Cataracts widespread

Venezuela’s eye program began by accident.

Three years ago, the Chavez government launched a campaign to wipe out illiteracy only to realize that many elderly participants had trouble reading because of problems with their vision.

A 2004 survey concluded that more than half of all blind people in Venezuela, about 63,000, suffered from cataracts, a clouding of the eye’s lens that can be corrected through surgery.

Another widespread malady in the country is pterygium, a fibrous membrane that gradually covers the eye.

Both ailments are thought to be caused, in part, by exposure to sunlight and are common among poor people in tropical climates who spend long periods working outdoors.

But many public hospitals in Latin America lack ophthalmologists, microscopes and surgical instruments. At private clinics, cataract surgery can cost $1,500.

Thus, many poor people never receive treatment, said Hernandez.
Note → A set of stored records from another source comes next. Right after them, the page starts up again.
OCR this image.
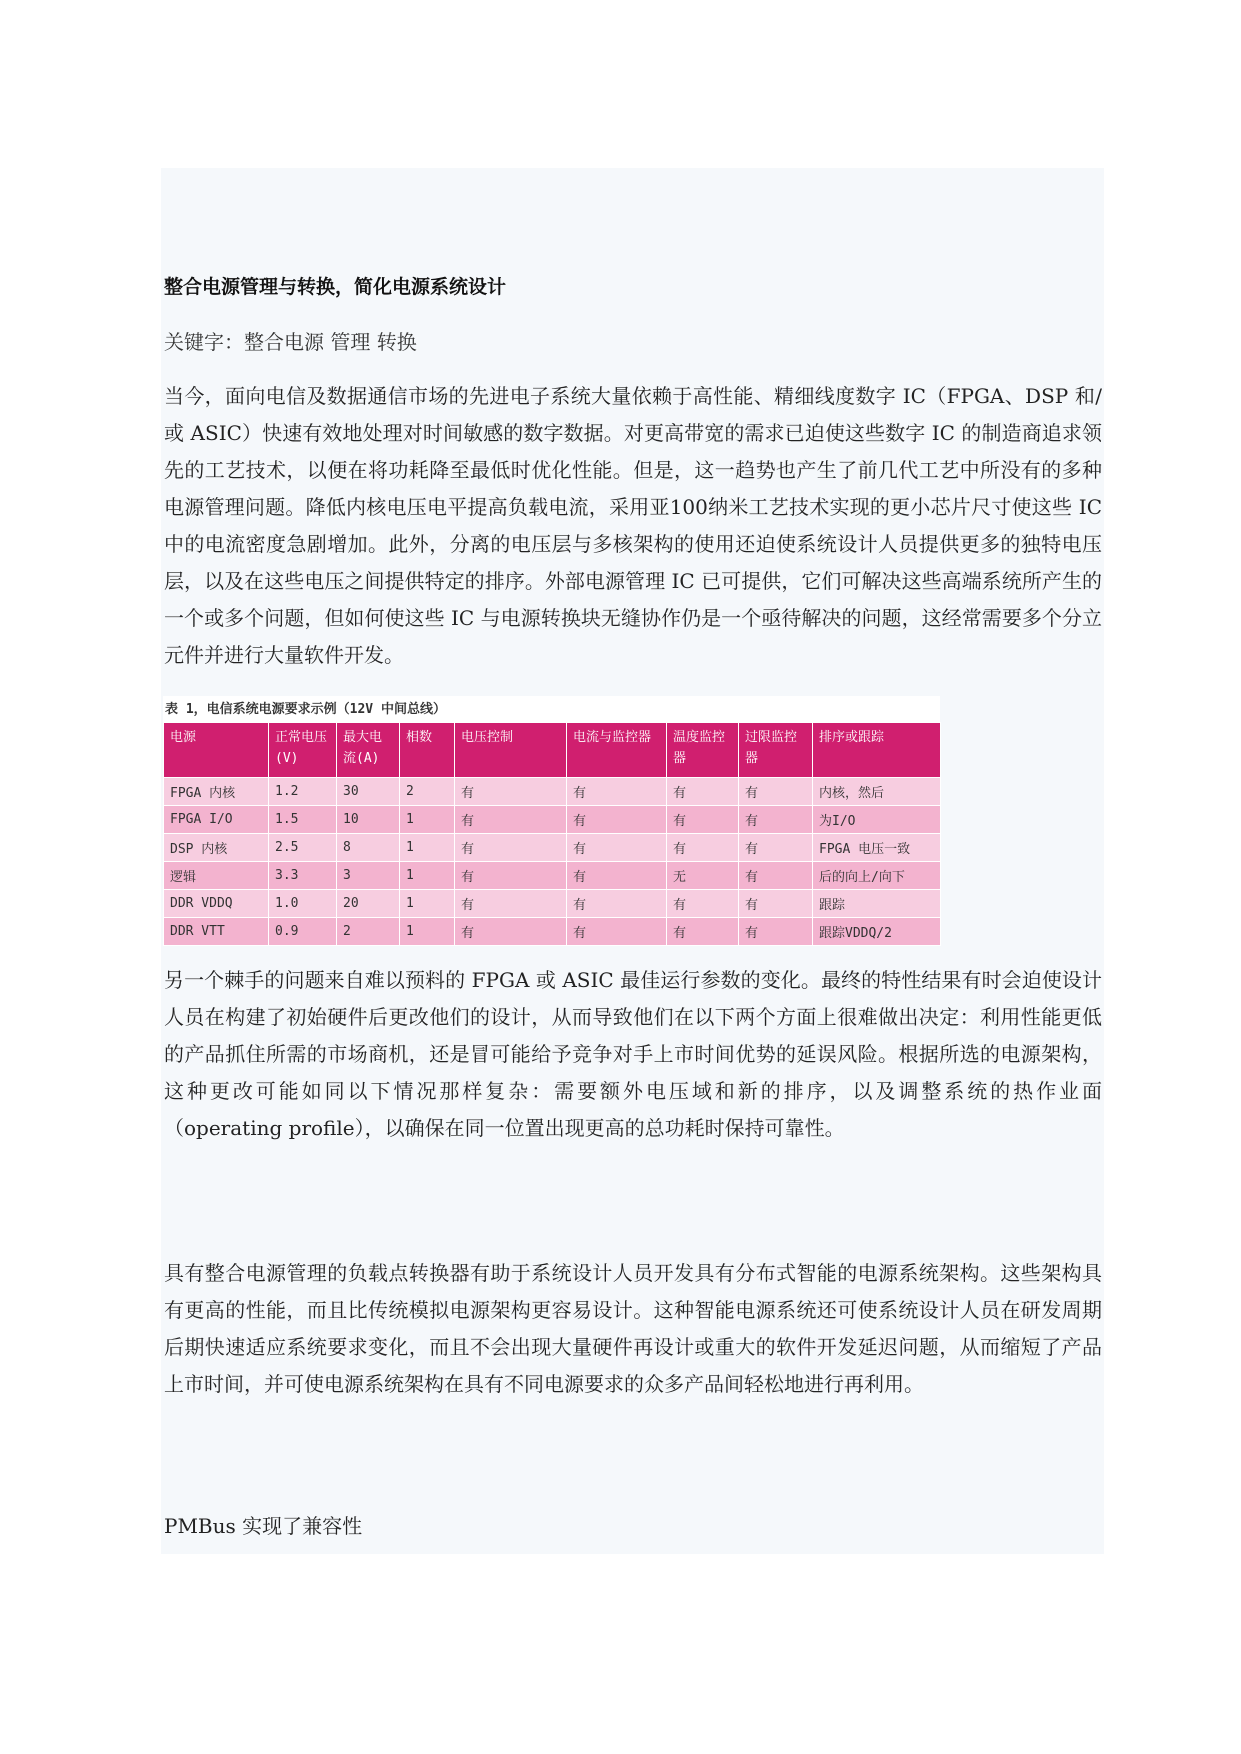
整合电源管理与转换，简化电源系统设计
关键字：整合电源 管理 转换

当今，面向电信及数据通信市场的先进电子系统大量依赖于高性能、精细线度数字 IC（FPGA、DSP 和/或 ASIC）快速有效地处理对时间敏感的数字数据。对更高带宽的需求已迫使这些数字 IC 的制造商追求领先的工艺技术，以便在将功耗降至最低时优化性能。但是，这一趋势也产生了前几代工艺中所没有的多种电源管理问题。降低内核电压电平提高负载电流，采用亚100纳米工艺技术实现的更小芯片尺寸使这些 IC 中的电流密度急剧增加。此外，分离的电压层与多核架构的使用还迫使系统设计人员提供更多的独特电压层，以及在这些电压之间提供特定的排序。外部电源管理 IC 已可提供，它们可解决这些高端系统所产生的一个或多个问题，但如何使这些 IC 与电源转换块无缝协作仍是一个亟待解决的问题，这经常需要多个分立元件并进行大量软件开发。

表 1，电信系统电源要求示例（12V 中间总线）
电源	正常电压(V)	最大电流(A)	相数	电压控制	电流与监控器	温度监控器	过限监控器	排序或跟踪
FPGA 内核	1.2	30	2	有	有	有	有	内核，然后
FPGA I/O	1.5	10	1	有	有	有	有	为I/O
DSP 内核	2.5	8	1	有	有	有	有	FPGA 电压一致
逻辑	3.3	3	1	有	有	无	有	后的向上/向下
DDR VDDQ	1.0	20	1	有	有	有	有	跟踪
DDR VTT	0.9	2	1	有	有	有	有	跟踪VDDQ/2

另一个棘手的问题来自难以预料的 FPGA 或 ASIC 最佳运行参数的变化。最终的特性结果有时会迫使设计人员在构建了初始硬件后更改他们的设计，从而导致他们在以下两个方面上很难做出决定：利用性能更低的产品抓住所需的市场商机，还是冒可能给予竞争对手上市时间优势的延误风险。根据所选的电源架构，这种更改可能如同以下情况那样复杂：需要额外电压域和新的排序，以及调整系统的热作业面（operating profile），以确保在同一位置出现更高的总功耗时保持可靠性。

具有整合电源管理的负载点转换器有助于系统设计人员开发具有分布式智能的电源系统架构。这些架构具有更高的性能，而且比传统模拟电源架构更容易设计。这种智能电源系统还可使系统设计人员在研发周期后期快速适应系统要求变化，而且不会出现大量硬件再设计或重大的软件开发延迟问题，从而缩短了产品上市时间，并可使电源系统架构在具有不同电源要求的众多产品间轻松地进行再利用。

PMBus 实现了兼容性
Chavez turned to Castro for help. Home to a public health system considered among the best in Latin America, Cuba had been sending physicians to work in Venezuelan slums in a barter deal for oil. The two leaders arranged to fly patients to Havana for eye surgery.

Venezuelan ophthalmologists, however, said it made little economic sense to fly patients to Cuba when they could be treated at home.

So, the Chavez government began upgrading Venezuelan hospitals with the staff and equipment to handle local and foreign eye patients.

At the hospital in Ocumare del Tuy, for instance, the number of monthly eye surgeries has jumped from 100 to 500 in the past two years. About 20 percent of the patients are foreigners, who also receive free air fare, lodging and meals.

6 million is the goal

The goal of the Venezuelan program is to correct or bring back the eyesight of 6 million patients by 2015.

Several Salvadoran patients in Ocumare del Tuy pointed out that their government never offered to fix their eyes. Like many prospective patients in Latin America, they learned about the Venezuelan program through local politicians.

In the Salvadoreans’ case, it was activists from their country’s main opposition party, the leftist Farabundo Marti National Liberation Front, a former rebel army that has close ties to Chavez.

Many of the Salvadoran patients are impoverished peasant farmers, housewives or retirees who had never boarded an airplane.

Arriving in Venezuela, they were given red T-shirts, the color of Chavez’s political party, and housed in a barracks decorated with murals of the Venezuelan leader.

All along, camera operators filmed them for pro-government TV spots.

Overwhelmed by the miracle of regaining their eyesight, the Salvadorans were happy to cooperate.

“I used to recognize people by their voices,” said Sofia Mejia, 72, blind in her left eye before from a cataract. “They gave me my vision back. I never expected this.”